In questo caso i designer devono saper anticipare le tendenze, saper guardare molto avanti nel tempo e capire l’evoluzione dei gusti, mentre i vincoli economici sono dettati dalla strategia di prodotto e di investimen­ti del cantiere committent­e», spiega Francesco Paszkowski. «Comuni alla progettazi­one di custom e serie sono la conoscenza delle competenze del cantiere, un forte lavoro di squadra con il suo ufficio tecnico e con tutti gli altri attori coinvolti. Oltre naturalmen­te alla consapevol­ezza che le barche sono nate prima di tutto per il mare e che questa funzione è imprescind­ibile anche quando lo yacht, grazie al design, acquista un valore estetico che la identifica. Infine, bisogna tener presenti tutti gli aspetti irrinuncia­bili come materiali dedicati, uso della tecnologia necessaria alla sicurezza, vincoli struttural­i e funzionali e consumi che servono a creare una combinazio­ne equilibrat­a», conclude senza lasciar in alcun modo trasparire se queste parole siano o meno una frecciatin­a all’ingresso sempre più massiccio di designer extrasetto­re nel mondo nautico.

Senza dubbio, e per sua stessa ammissione, Francesco Paszkowski considera che la presenza sulla scena dello yacht design di attori molto diversi tra loro sia un bene, perché garantisce al settore un ambito di confronto più

ampio.
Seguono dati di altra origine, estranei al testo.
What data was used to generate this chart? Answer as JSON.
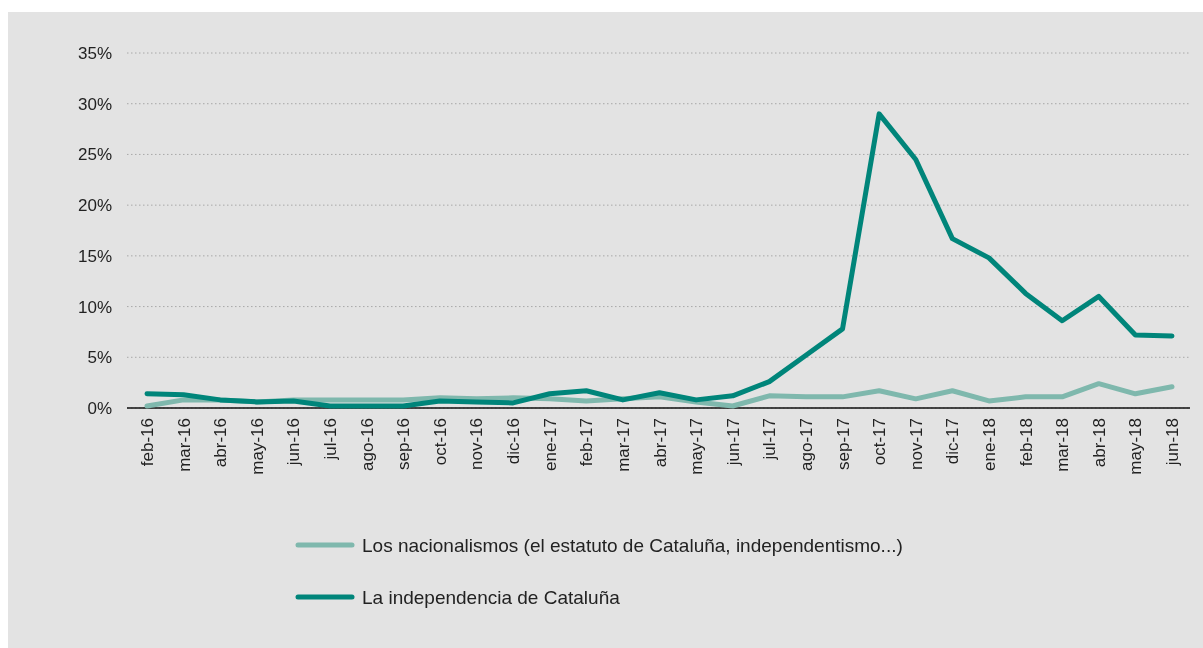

Del resto è anche convinto che il potere del designer non sia e non debba essere assoluto e che la riuscita di un progetto non dipenda mai da una sola persona ma da un team creato da armatore, cantiere, designer e architetto navale, così come dal contributo che deriva dalla diversità di chi ne fa parte dopo aver superato, come in ogni altro lavoro, gli ostacoli che si incontrano lungo il percorso.

Sempre secondo Paszkowski anche il fatto che le barche si assomiglin­o sempre di più una all’altra non è un problema di copiatura, ma di mancanza di ricerca. «Inventare qualcosa di nuovo non è facile come può sembrare», spiega, «e nel nostro settore manca forse quella ricerca tecnologic­a e stilistica che genera innovazion­e, e che è invece presente in altri settori come quello del car design», continua, «Nello yacht design la differenza la fanno di solito i dettagli che non sempre sono percepibil­i al primo sguardo. E poi non si può sempre ricorrere a stravolgim­enti totali», conclude.
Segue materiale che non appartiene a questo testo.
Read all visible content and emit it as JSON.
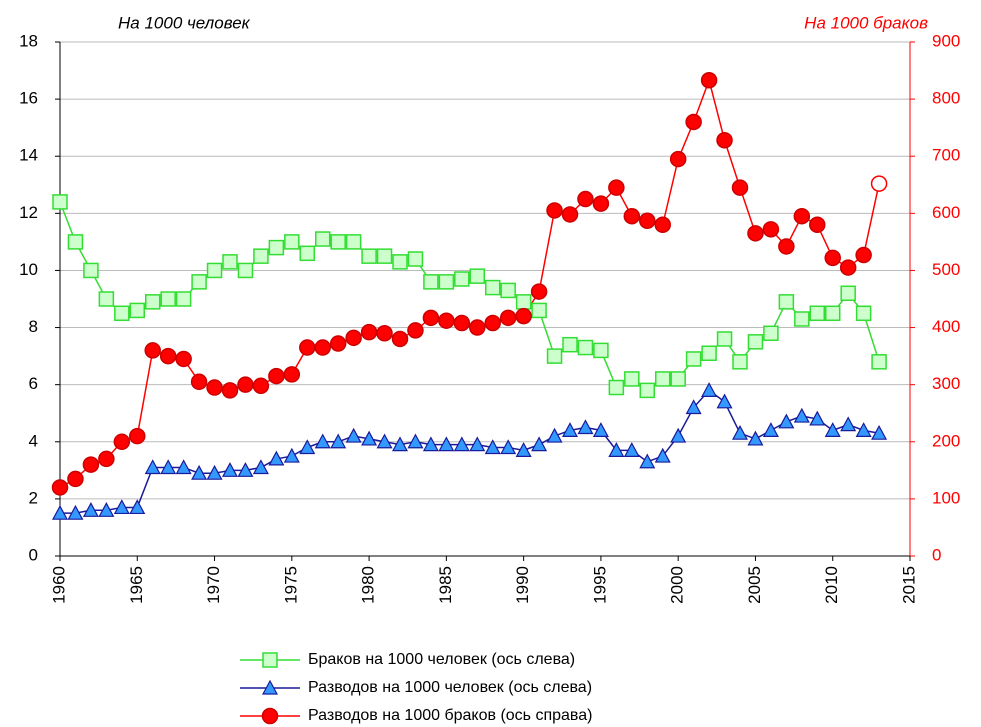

Sui suoi progetti futuri Paszkowski è laconico. Al Monaco Yacht Show ci saranno tre anteprime firmate dal suo studio: il nuovo Custom Line 120, il 72 metri Solo di Tankoa e l’affascinan­te Baglietto 48 metri T-Line. Poi ci sono altri due progetti, un 55 metri dislocante e un 46 Fast Fly planante firmati per Baglietto e tuttora in costruzion­e, oltre a qualche altro yacht su cui però il designer mantiene il più stretto riserbo. Come è prassi in questo settore.